The auto-imported classes are anonymous (built by `from_2d`), so you cannot reference them by name. To tweak one after it has been imported, reach it through the hash and `prepend` a module. This runs **after** the import, the opposite of the previous section, so the hash is already populated:

```ruby
module MyCameraTweak
  def create_sprite_move_animation
    super
    # extra camera work
  end
end

Battle::Visual3D::WILD_TRANSITIONS_3D[0].prepend(MyCameraTweak)
```

Here `0` is the built-in RBY wild transition.
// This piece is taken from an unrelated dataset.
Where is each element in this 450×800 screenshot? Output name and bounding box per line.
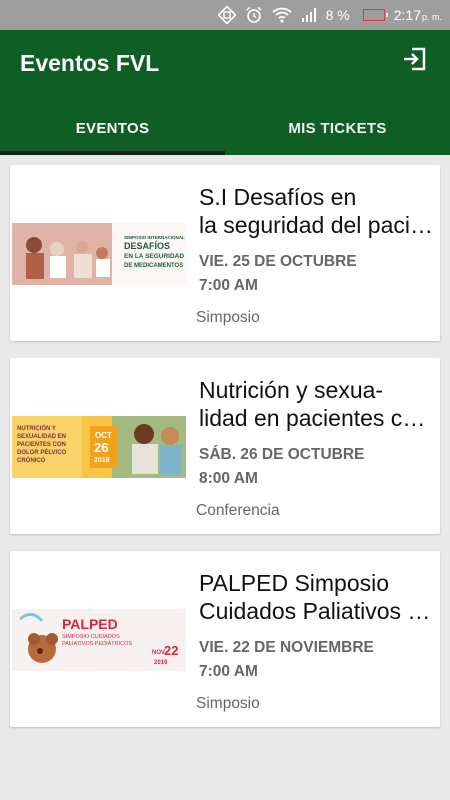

## Migrating from the old 3D classes

Before the 3D visual refactor, 3D transitions were standalone classes you inherited. They **no longer exist**, and any inheritance or `prepend` that targets them raises `NameError`:

- `Battle::Visual3D::Transition3D::Trainer3D`
- `Battle::Visual3D::Transition3D::WildTransition`
- `Battle::Visual3D::Transition3D::RBYTrainer`

Replace them with one of the two approaches above: write a plain 2D transition that is imported automatically, or, for genuine 3D-specific behavior, pre-register a `CameraHandling` class in the 3D hash.

## Conclusion

- Under the 3D camera you write a normal **2D transition**; the engine wraps it into 3D automatically through `Transition3D.from_2d` and `CameraHandling`.
- Subclass `Battle::Visual::Transition::Base`, override the hooks, and register it in `WILD_TRANSITIONS` or `TRAINER_TRANSITIONS` under a free id, then select it with the `TrainerTransitionType` game variable.
- For custom 3D behavior, pre-register a `CameraHandling` class in `WILD_TRANSITIONS_3D` **before** `501 Transition3D.rb` loads.
- To tweak an already-imported transition, `prepend` a module onto its class through the hash, **after** the import.
- The old standalone 3D transition classes are gone; use the 2D-plus-import model instead.